Look at all the “professionals”. They are just ordinary people who might work full or part time or on their own. if they struggle and learn your particular tools and publish papers (most of them never read or used by any one), they are part of a very tiny group. Their hoarding or laziness in sharing with everyone is why the whole is so badly funded.
“We have elucidated and solved a fundamental computer science problem in the field of geometric hashing” — ABSOLUTELY. Nice, very nice. But others use that same algorithm and approach on different datasets, and they are just doing a good job. It is not a silver bullet. It is not the end of the universe. Your program has that speed so it can spend ten minutes of computer time looking unsupervised. But is that anything to crow about? “My computer can run through billions of triplets and quads of stars to search for a few stars in your image”. Yes, but if you don’t train the users and build communities and help them find those legacy and archived datasets – they will seem like they are doing a lot. “Our computer is running a google of comparisons” But not really helping people.
Your archived data is NOT the problem. A 1080P online video that is showing stars will have about 78 million frames a month. That is not getting used now. And the online video datasets are growing. Many of them are going to realize that sharing in video formats (lossless ones) is not a bad way to serve global audiences and markets. The observatories sneer at the private efforts, but the new private efforts are growing and people will get tired of large centralized expensive projects, paid with public moneys – supposedly for everyone – and only serving a few private investigators. I got really upset with LIGO and the Large Hadron Collider. They are throwing away most of the low energy but abundant, and earth based data that would serve the most people. Their decision makers only care about tiny problems and ignore the needs of the whole world. It is OK to have lofty distant goals, but if they do not serve the needs of society, we need better ways.
Now I really have to get going. Hope I have said a few things that might get you off your comfortable cushion and to look at what is actually going on with all the astronomy related sites on the Internet – I do that, and it appalls me. No two sites use the same methods of communicating, the waste of human time for billions of users, many of whom want to know more about the sky and stars and the solar system – are NOT being met. Not by a million fold. I count user time as fundamental. And society is wasting tens of years training people to memorize a few facts from a few books – when that could all be part of “let me look at these things together”.

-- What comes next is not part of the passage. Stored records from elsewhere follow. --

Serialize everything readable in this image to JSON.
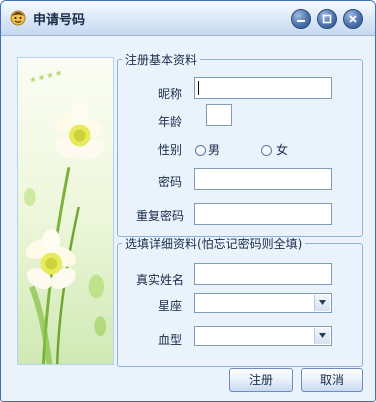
{
  "window": {
    "title": "申请号码"
  },
  "basic": {
    "legend": "注册基本资料",
    "nickname_label": "昵称",
    "nickname_value": "",
    "age_label": "年龄",
    "age_value": "",
    "gender_label": "性别",
    "male_label": "男",
    "female_label": "女",
    "password_label": "密码",
    "password_value": "",
    "confirm_label": "重复密码",
    "confirm_value": ""
  },
  "detail": {
    "legend": "选填详细资料(怕忘记密码则全填)",
    "realname_label": "真实姓名",
    "realname_value": "",
    "zodiac_label": "星座",
    "zodiac_value": "",
    "blood_label": "血型",
    "blood_value": ""
  },
  "buttons": {
    "register": "注册",
    "cancel": "取消"
  },
  "icons": {
    "app": "avatar-face-icon",
    "minimize": "minimize-icon",
    "restore": "restore-icon",
    "close": "close-icon",
    "dropdown": "chevron-down-icon"
  },
  "colors": {
    "window_bg": "#eaf2fb",
    "border": "#3e72b8",
    "title_button": "#4e74ad"
  }
}
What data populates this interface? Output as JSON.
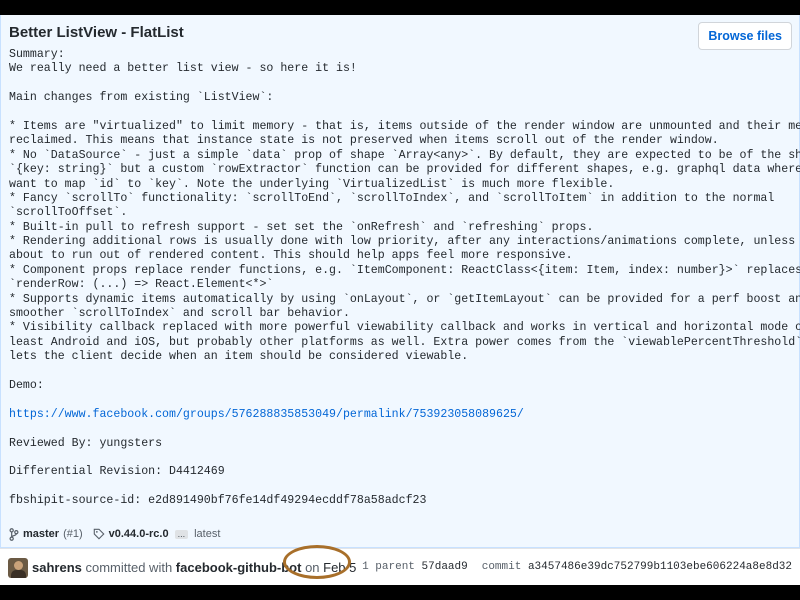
{
  "commit": {
    "title": "Better ListView - FlatList",
    "browse_label": "Browse files",
    "description_lines": [
      "Summary:",
      "We really need a better list view - so here it is!",
      "",
      "Main changes from existing `ListView`:",
      "",
      "* Items are \"virtualized\" to limit memory - that is, items outside of the render window are unmounted and their memory is",
      "reclaimed. This means that instance state is not preserved when items scroll out of the render window.",
      "* No `DataSource` - just a simple `data` prop of shape `Array<any>`. By default, they are expected to be of the shape",
      "`{key: string}` but a custom `rowExtractor` function can be provided for different shapes, e.g. graphql data where you",
      "want to map `id` to `key`. Note the underlying `VirtualizedList` is much more flexible.",
      "* Fancy `scrollTo` functionality: `scrollToEnd`, `scrollToIndex`, and `scrollToItem` in addition to the normal",
      "`scrollToOffset`.",
      "* Built-in pull to refresh support - set set the `onRefresh` and `refreshing` props.",
      "* Rendering additional rows is usually done with low priority, after any interactions/animations complete, unless we're",
      "about to run out of rendered content. This should help apps feel more responsive.",
      "* Component props replace render functions, e.g. `ItemComponent: ReactClass<{item: Item, index: number}>` replaces",
      "`renderRow: (...) => React.Element<*>`",
      "* Supports dynamic items automatically by using `onLayout`, or `getItemLayout` can be provided for a perf boost and",
      "smoother `scrollToIndex` and scroll bar behavior.",
      "* Visibility callback replaced with more powerful viewability callback and works in vertical and horizontal mode on at",
      "least Android and iOS, but probably other platforms as well. Extra power comes from the `viewablePercentThreshold` that",
      "lets the client decide when an item should be considered viewable.",
      "",
      "Demo:",
      "",
      "https://www.facebook.com/groups/576288835853049/permalink/753923058089625/",
      "",
      "Reviewed By: yungsters",
      "",
      "Differential Revision: D4412469",
      "",
      "fbshipit-source-id: e2d891490bf76fe14df49294ecddf78a58adcf23"
    ],
    "branch": "master",
    "pr": "(#1)",
    "tag": "v0.44.0-rc.0",
    "ellipsis": "...",
    "latest": "latest"
  },
  "footer": {
    "author": "sahrens",
    "committed_with": " committed with ",
    "committer": "facebook-github-bot",
    "on": " on ",
    "date": "Feb 5",
    "parent_label": "1 parent",
    "parent_sha": "57daad9",
    "commit_label": "commit",
    "commit_sha": "a3457486e39dc752799b1103ebe606224a8e8d32"
  },
  "colors": {
    "accent": "#0366d6",
    "box_bg": "#f1f8ff",
    "annotation": "#a86f2a"
  },
  "icons": {
    "branch": "git-branch-icon",
    "tag": "tag-icon"
  }
}
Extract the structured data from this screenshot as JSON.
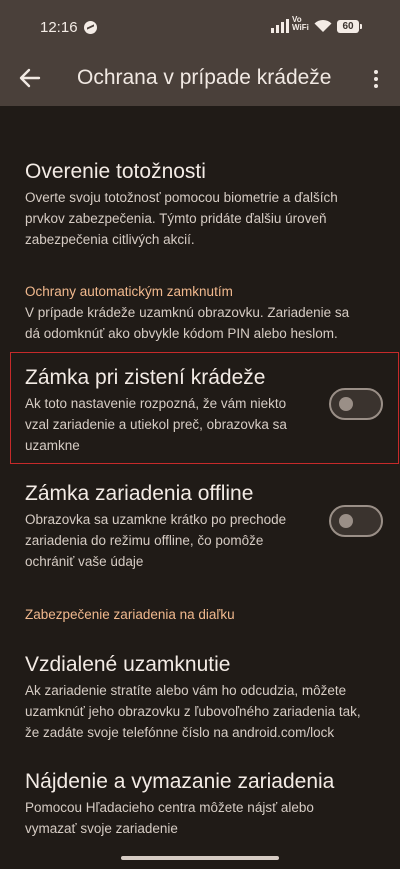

I have looked at many hundreds of GitHub projects in detail over the past few years. It is extremely inefficient. The process relies on human memory in the loop for everything. It is fragile and breaks too easily. Mistakes made by individuals propagate too easily and are almost impossible to identify and repair. There is not much progress towards global collaboration on algorithm development – because ALL the groups, like yours, are working alone, unfunded and each making up their own tools and standards, or lack of them.
Where is the “donate button”?? And if you have NSF and NASA funding you are obligated (they are) to give clear links to the details. And probably are required to meet certain standards, and to share on places like Data.gov. There is no end of work to be done. But it takes a lot of work to find it and make it happen.
Send me a note when you get donate buttons on your GitHub and your site. There IS a way to ask for donations and support for GitHub and there is always Patreon, but I worry, because there is no oversight for Patreon. And no clear global values.
If your program gets used, that in nice. But if you build a global community that can be forever.